An seiner ersten Medienkonferenz nach der Wahl sprach der neugewählte Bundesrat über seine Vorgängerin, seine künftigen Regierungskollegen, die Aufrüstung in Europa und die Neutralität.
Gefasst, fast schon locker ist der Zuger Martin Pfister drei Stunden nach seiner Wahl seelenruhig vor die Medien getreten. Er dankte all seinen Unterstützern und versprach, er werde sich dafür einsetzen, dass es den Menschen in der Schweiz weiterhin gutgehe und «die soziale und liberale Schweiz weiterhin Bestand hat». Dann beantwortete er Fragen der anwesenden Journalistinnen und Journalisten.
Herr Bundesrat, die Grünen schreiben in ihrer Medienmitteilung, Ihre Wahl sei eine «Bedrohung» für Klimaschutz und soziale Gerechtigkeit. Ausserdem entstehe mit Ihnen ein rechtsbürgerlicher «Fünferblock» im Bundesrat. Was sagen Sie dazu?

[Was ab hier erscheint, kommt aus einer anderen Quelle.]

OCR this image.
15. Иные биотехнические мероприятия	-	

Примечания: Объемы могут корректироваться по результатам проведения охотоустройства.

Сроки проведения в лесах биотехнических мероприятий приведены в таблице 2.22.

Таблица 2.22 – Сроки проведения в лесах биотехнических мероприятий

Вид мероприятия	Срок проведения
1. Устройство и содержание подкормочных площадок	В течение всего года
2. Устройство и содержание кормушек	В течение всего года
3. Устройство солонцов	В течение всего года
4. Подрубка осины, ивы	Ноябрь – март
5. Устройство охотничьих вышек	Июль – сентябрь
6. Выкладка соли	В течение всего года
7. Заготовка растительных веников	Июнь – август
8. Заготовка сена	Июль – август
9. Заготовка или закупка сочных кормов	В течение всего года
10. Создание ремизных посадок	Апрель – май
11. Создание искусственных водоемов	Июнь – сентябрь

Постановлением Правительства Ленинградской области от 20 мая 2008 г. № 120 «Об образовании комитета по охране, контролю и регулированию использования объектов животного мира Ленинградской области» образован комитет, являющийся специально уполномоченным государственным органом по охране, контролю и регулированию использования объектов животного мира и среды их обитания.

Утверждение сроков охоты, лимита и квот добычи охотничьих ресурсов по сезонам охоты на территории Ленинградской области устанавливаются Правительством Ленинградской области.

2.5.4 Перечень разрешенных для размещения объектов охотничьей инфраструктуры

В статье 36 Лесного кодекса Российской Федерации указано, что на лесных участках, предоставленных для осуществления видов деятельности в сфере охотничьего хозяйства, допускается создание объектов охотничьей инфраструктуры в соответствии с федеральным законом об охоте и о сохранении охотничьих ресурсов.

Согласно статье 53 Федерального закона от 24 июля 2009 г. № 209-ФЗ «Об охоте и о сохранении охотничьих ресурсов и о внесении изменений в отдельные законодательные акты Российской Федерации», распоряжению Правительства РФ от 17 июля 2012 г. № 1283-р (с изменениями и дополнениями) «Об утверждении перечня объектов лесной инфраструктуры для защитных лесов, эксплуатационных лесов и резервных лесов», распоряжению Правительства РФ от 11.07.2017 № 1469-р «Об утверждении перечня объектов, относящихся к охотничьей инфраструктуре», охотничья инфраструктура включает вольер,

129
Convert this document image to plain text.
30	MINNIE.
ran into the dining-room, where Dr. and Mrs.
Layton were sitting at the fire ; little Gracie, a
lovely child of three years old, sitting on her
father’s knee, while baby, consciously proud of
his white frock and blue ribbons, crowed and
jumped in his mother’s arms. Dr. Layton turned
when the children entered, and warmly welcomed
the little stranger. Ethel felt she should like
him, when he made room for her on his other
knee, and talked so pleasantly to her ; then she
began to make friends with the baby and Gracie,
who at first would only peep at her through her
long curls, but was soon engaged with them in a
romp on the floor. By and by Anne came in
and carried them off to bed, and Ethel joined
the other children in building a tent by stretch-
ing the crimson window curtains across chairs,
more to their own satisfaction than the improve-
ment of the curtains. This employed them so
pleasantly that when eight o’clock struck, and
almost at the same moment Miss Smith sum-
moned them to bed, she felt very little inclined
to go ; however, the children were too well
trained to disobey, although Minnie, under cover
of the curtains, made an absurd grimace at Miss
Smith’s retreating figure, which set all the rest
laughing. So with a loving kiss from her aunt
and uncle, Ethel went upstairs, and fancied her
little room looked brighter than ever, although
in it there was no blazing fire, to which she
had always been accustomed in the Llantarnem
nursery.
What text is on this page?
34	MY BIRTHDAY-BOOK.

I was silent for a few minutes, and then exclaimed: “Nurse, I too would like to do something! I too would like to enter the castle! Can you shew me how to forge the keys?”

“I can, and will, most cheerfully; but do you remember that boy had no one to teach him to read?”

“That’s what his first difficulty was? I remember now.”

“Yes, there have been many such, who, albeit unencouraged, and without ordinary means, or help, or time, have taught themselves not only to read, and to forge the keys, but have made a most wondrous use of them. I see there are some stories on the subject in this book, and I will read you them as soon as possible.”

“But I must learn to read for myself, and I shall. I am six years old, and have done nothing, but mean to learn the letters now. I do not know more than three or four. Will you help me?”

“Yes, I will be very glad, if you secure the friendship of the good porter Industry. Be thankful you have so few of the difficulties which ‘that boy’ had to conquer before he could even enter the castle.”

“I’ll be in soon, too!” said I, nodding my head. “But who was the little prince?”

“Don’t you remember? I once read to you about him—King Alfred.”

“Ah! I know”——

Wir haben in der Schweiz eine Kollegialregierung. Alle sieben Mitglieder sind gleichberechtigt, können mitstimmen, mitgestalten. Ich gehe davon aus, dass der Bundesrat diese Verantwortung auch in Zukunft gemeinsam wahrnehmen wird, nicht in Blöcken.
Was sagt es über die politische Kultur der Schweiz aus, wenn jene, die Sie sehr wahrscheinlich gewählt haben, zwei Stunden später schreiben, Sie seien eine «Gefahr»?
Ich musste lernen in den letzten Wochen, dass das Klima in Bern etwas rauer ist als im Kanton Zug. Damit habe ich aber schon leben gelernt.
Das Kollegialitätsprinzip sei Ihnen wichtig, haben Sie immer wieder betont. Die Zusammenarbeit im Bundesrat schien in letzter Zeit jedoch schwierig. Wie wollen Sie das ändern?
Ich war noch nie im Bundesrat während einer Sitzung, aber ich gehe davon aus, dass das Klima besser ist, als gesagt wird. Zumindest haben mir dies meine künftigen Kolleginnen und Kollegen heute so gesagt. Und ich werde meinen Teil dazu beitragen, dass die Kollegialität unter den Regierungsmitgliedern gut ist. Sie ist die Grundlage unseres Systems.
Sie werden höchstwahrscheinlich das Departement für Verteidigung, Bevölkerungsschutz und Sport (VBS) übernehmen. In diesem Departement stehen wichtige Weichenstellungen an. Wie schnell packen Sie diese an?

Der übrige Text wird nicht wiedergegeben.